I’ve used Triberr for the past six months, and it has been quite a drama.
Triberr is a new platform where like-minded bloggers can support each other by tweeting worthy posts. I’ve participated in a limited way because, up until now, the application was misguided, political and melodramatic.
I noticed two major problems:
Not just auto-tweets, but the expectation—even requirement—to auto-tweet other tribe members’ posts. I created my own little resistance movement and was nearly thrown out of a few tribes, but I’m happy to say that Triberr no longer has auto-tweeting. Therefore, I’m staying.
Some tribe members strongly believe that since people tweet your posts, you should always return the favor. I do, unless the blog posts aren’t very good or are blatantly self-promotional.
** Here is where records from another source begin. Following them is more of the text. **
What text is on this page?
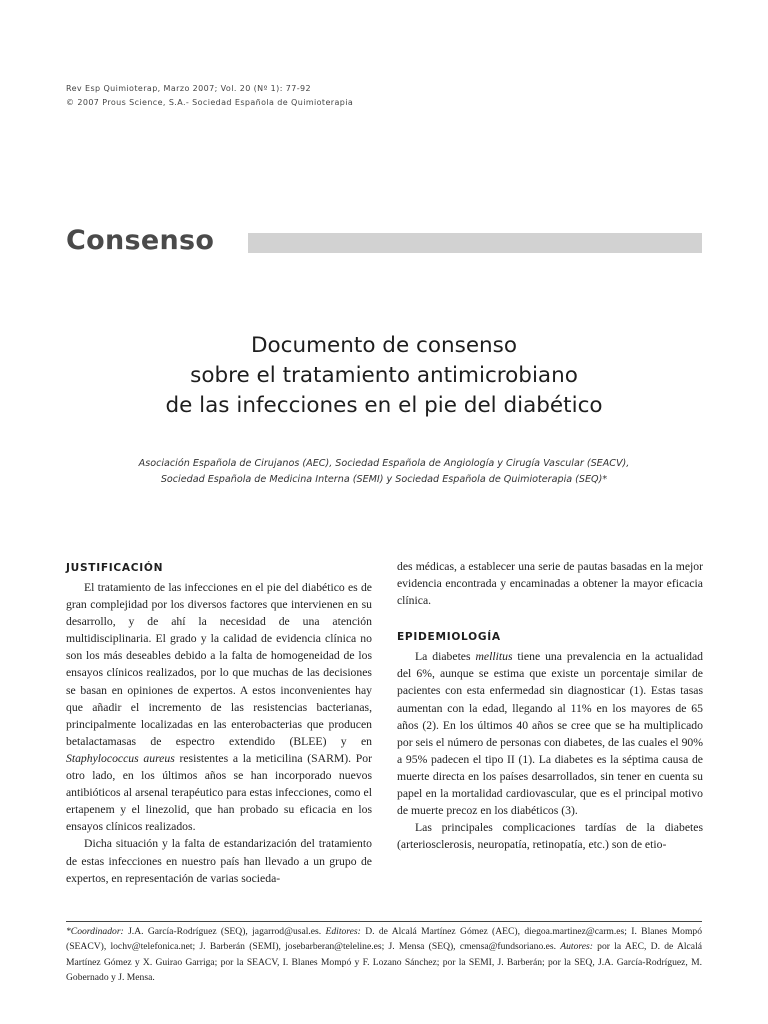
Rev Esp Quimioterap, Marzo 2007; Vol. 20 (Nº 1): 77-92
© 2007 Prous Science, S.A.- Sociedad Española de Quimioterapia
Consenso
Documento de consenso
sobre el tratamiento antimicrobiano
de las infecciones en el pie del diabético
Asociación Española de Cirujanos (AEC), Sociedad Española de Angiología y Cirugía Vascular (SEACV),
Sociedad Española de Medicina Interna (SEMI) y Sociedad Española de Quimioterapia (SEQ)*
JUSTIFICACIÓN

El tratamiento de las infecciones en el pie del diabético es de gran complejidad por los diversos factores que intervienen en su desarrollo, y de ahí la necesidad de una atención multidisciplinaria. El grado y la calidad de evidencia clínica no son los más deseables debido a la falta de homogeneidad de los ensayos clínicos realizados, por lo que muchas de las decisiones se basan en opiniones de expertos. A estos inconvenientes hay que añadir el incremento de las resistencias bacterianas, principalmente localizadas en las enterobacterias que producen betalactamasas de espectro extendido (BLEE) y en Staphylococcus aureus resistentes a la meticilina (SARM). Por otro lado, en los últimos años se han incorporado nuevos antibióticos al arsenal terapéutico para estas infecciones, como el ertapenem y el linezolid, que han probado su eficacia en los ensayos clínicos realizados.

Dicha situación y la falta de estandarización del tratamiento de estas infecciones en nuestro país han llevado a un grupo de expertos, en representación de varias socieda-

des médicas, a establecer una serie de pautas basadas en la mejor evidencia encontrada y encaminadas a obtener la mayor eficacia clínica.

EPIDEMIOLOGÍA

La diabetes mellitus tiene una prevalencia en la actualidad del 6%, aunque se estima que existe un porcentaje similar de pacientes con esta enfermedad sin diagnosticar (1). Estas tasas aumentan con la edad, llegando al 11% en los mayores de 65 años (2). En los últimos 40 años se cree que se ha multiplicado por seis el número de personas con diabetes, de las cuales el 90% a 95% padecen el tipo II (1). La diabetes es la séptima causa de muerte directa en los países desarrollados, sin tener en cuenta su papel en la mortalidad cardiovascular, que es el principal motivo de muerte precoz en los diabéticos (3).

Las principales complicaciones tardías de la diabetes (arteriosclerosis, neuropatía, retinopatía, etc.) son de etio-

*Coordinador: J.A. García-Rodríguez (SEQ), jagarrod@usal.es. Editores: D. de Alcalá Martínez Gómez (AEC), diegoa.martinez@carm.es; I. Blanes Mompó (SEACV), lochv@telefonica.net; J. Barberán (SEMI), josebarberan@teleline.es; J. Mensa (SEQ), cmensa@fundsoriano.es. Autores: por la AEC, D. de Alcalá Martínez Gómez y X. Guirao Garriga; por la SEACV, I. Blanes Mompó y F. Lozano Sánchez; por la SEMI, J. Barberán; por la SEQ, J.A. García-Rodríguez, M. Gobernado y J. Mensa.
Everything you do and say reflects on your personal brand. You are what you tweet. Quality content is part of my brand, so I’ve had to ignore some barbs from people who I would happily tweet if their content aligned with what my audience expects from me.
Those are the downsides to Triberr, but let’s talk about the upsides and why you should consider this interesting innovation.
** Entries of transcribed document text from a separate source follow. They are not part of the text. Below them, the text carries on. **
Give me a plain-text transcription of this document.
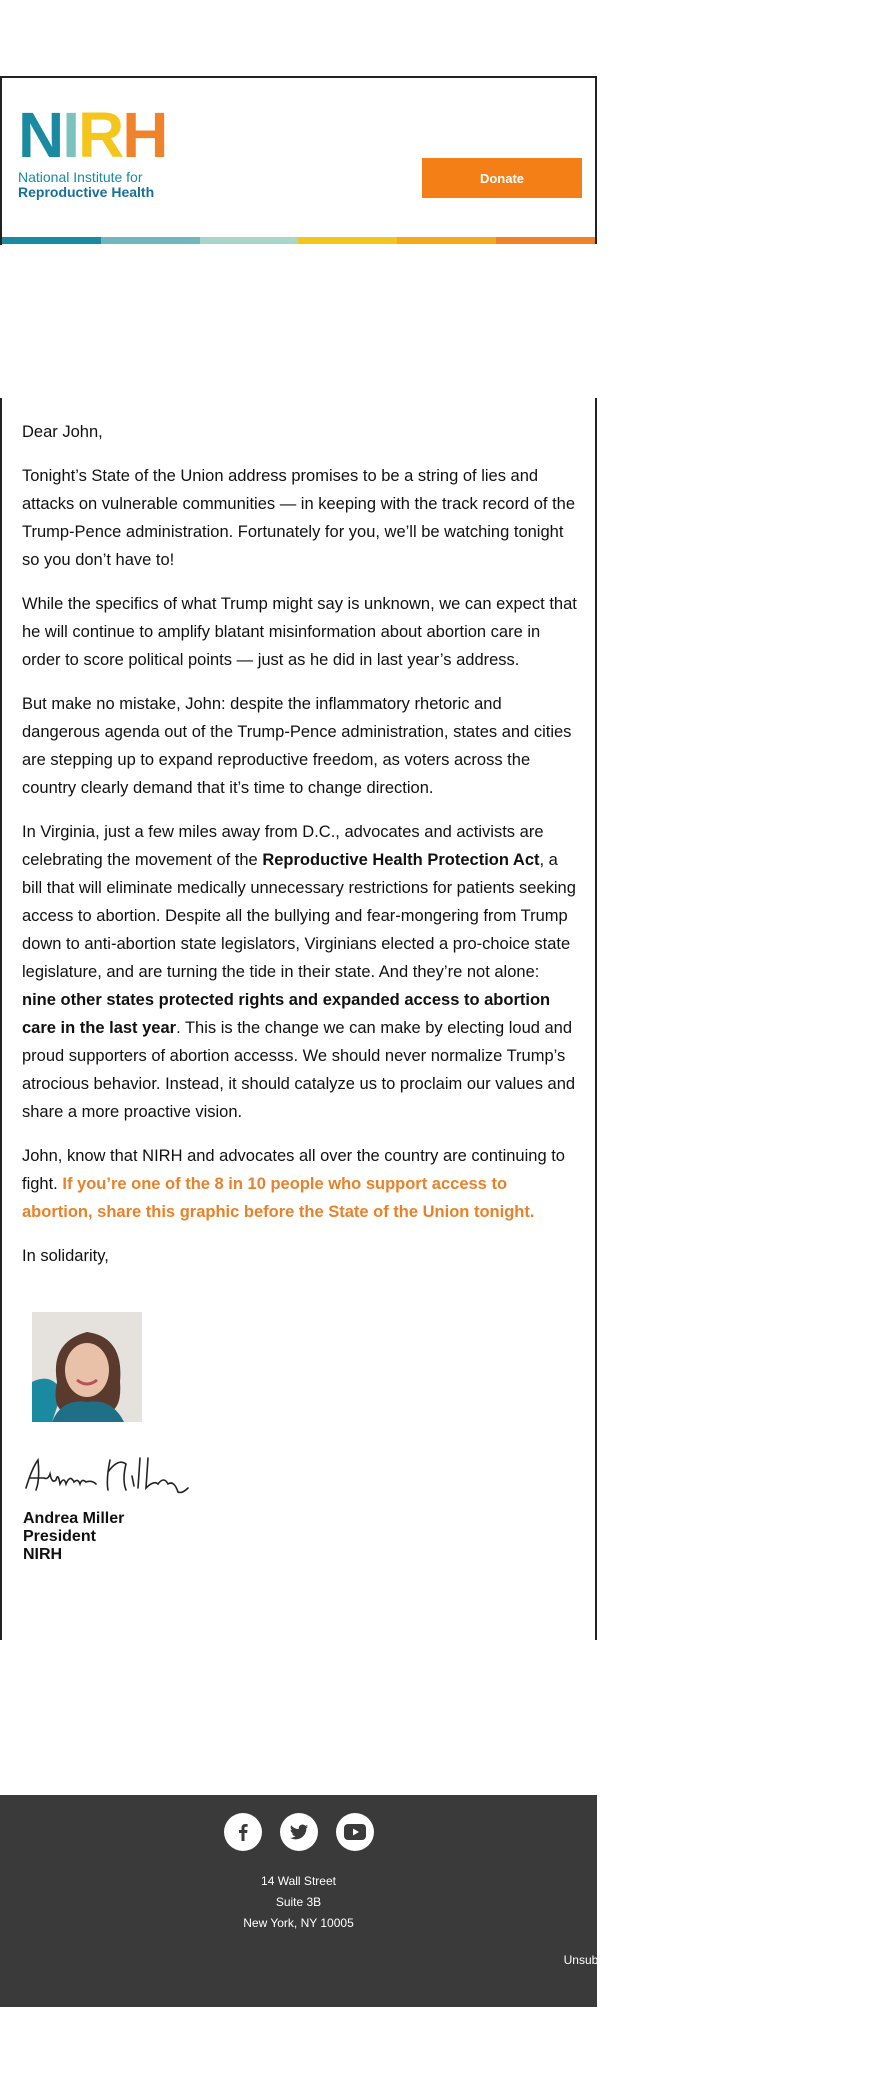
N I R H
National Institute for
Reproductive Health
Donate

Dear John,

Tonight’s State of the Union address promises to be a string of lies and attacks on vulnerable communities — in keeping with the track record of the Trump-Pence administration. Fortunately for you, we’ll be watching tonight so you don’t have to!

While the specifics of what Trump might say is unknown, we can expect that he will continue to amplify blatant misinformation about abortion care in order to score political points — just as he did in last year’s address.

But make no mistake, John: despite the inflammatory rhetoric and dangerous agenda out of the Trump-Pence administration, states and cities are stepping up to expand reproductive freedom, as voters across the country clearly demand that it’s time to change direction.

In Virginia, just a few miles away from D.C., advocates and activists are celebrating the movement of the Reproductive Health Protection Act, a bill that will eliminate medically unnecessary restrictions for patients seeking access to abortion. Despite all the bullying and fear-mongering from Trump down to anti-abortion state legislators, Virginians elected a pro-choice state legislature, and are turning the tide in their state. And they’re not alone: nine other states protected rights and expanded access to abortion care in the last year. This is the change we can make by electing loud and proud supporters of abortion accesss. We should never normalize Trump’s atrocious behavior. Instead, it should catalyze us to proclaim our values and share a more proactive vision.

John, know that NIRH and advocates all over the country are continuing to fight. If you’re one of the 8 in 10 people who support access to abortion, share this graphic before the State of the Union tonight.

In solidarity,

Andrea Miller
President
NIRH
14 Wall Street
Suite 3B
New York, NY 10005
Unsubscribe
1. It provides fresh voices.
Triberr introduced me to new bloggers like Eric Wittlake, Douglas Idugboe, Michael Brenner, Pam Moore and many others who deliver amazing content. I love almost everything they write and enjoy sharing their insights with my audience. Many of these new connections are becoming my friends and even business associates.
2. It drives meaningful traffic.
I am not a big advocate of listing “driving blog traffic” as a goal. What does it really do for you if you want to build a business? But, Triberr has boosted my blog visitors by about 7 percent, and I suspect many of these new readers are sticking around and becoming regular readers because other trusted bloggers tweet my posts.
3. It provides feedback.
Triberr provides some nice analytics about how your posts perform in the blogosphere. In a very real way, tribe members’ tweets equate to votes. When I write a good post, the Triberr community rewards me for it. If I write a mediocre post, I usually learn something that will help me be a better blogger next time. Triberr has been a bit of a Darwinian catalyst for continuous improvement.
4. It solves a problem.
There is a chronic unfairness about the blogosphere. Many bloggers are popular simply because they were online first. They may not be the most creative or talented, but their blogs are at the top of the pile because they have so many followers, backlinks and social proof. There is one blog in the AdAge Top 100 that has not been updated since 2009.
It’s impossible for new voices to crack into the elite league because of this permanent disadvantage. I really hate this aspect of the social Web. Blogging has a glass ceiling and institutionalizes mediocrity.
Triberr combats this problem by supporting worthy new voices. Triberr is a true meritocracy. If you do good work and help others who also do good work, you will be rewarded. That’s the way it should be.
We may not have 100,000 followers, but with the support of an engaged group of supporters, we can at least promote deserving work from people not necessarily considered A-listers.
Triberr has evolved to focus on the right things. Founders Dino Dogan and Dan Cristo continue to add cool new features at a breakneck pace. If you want to break through the clutter, meet new friends, and learn to be a better blogger, you should give Triberr a try.
A challenge to joining is that you need an invitation. My tribes are complete, but there are message boards with tribes looking for bloggers. You can also start your own tribe.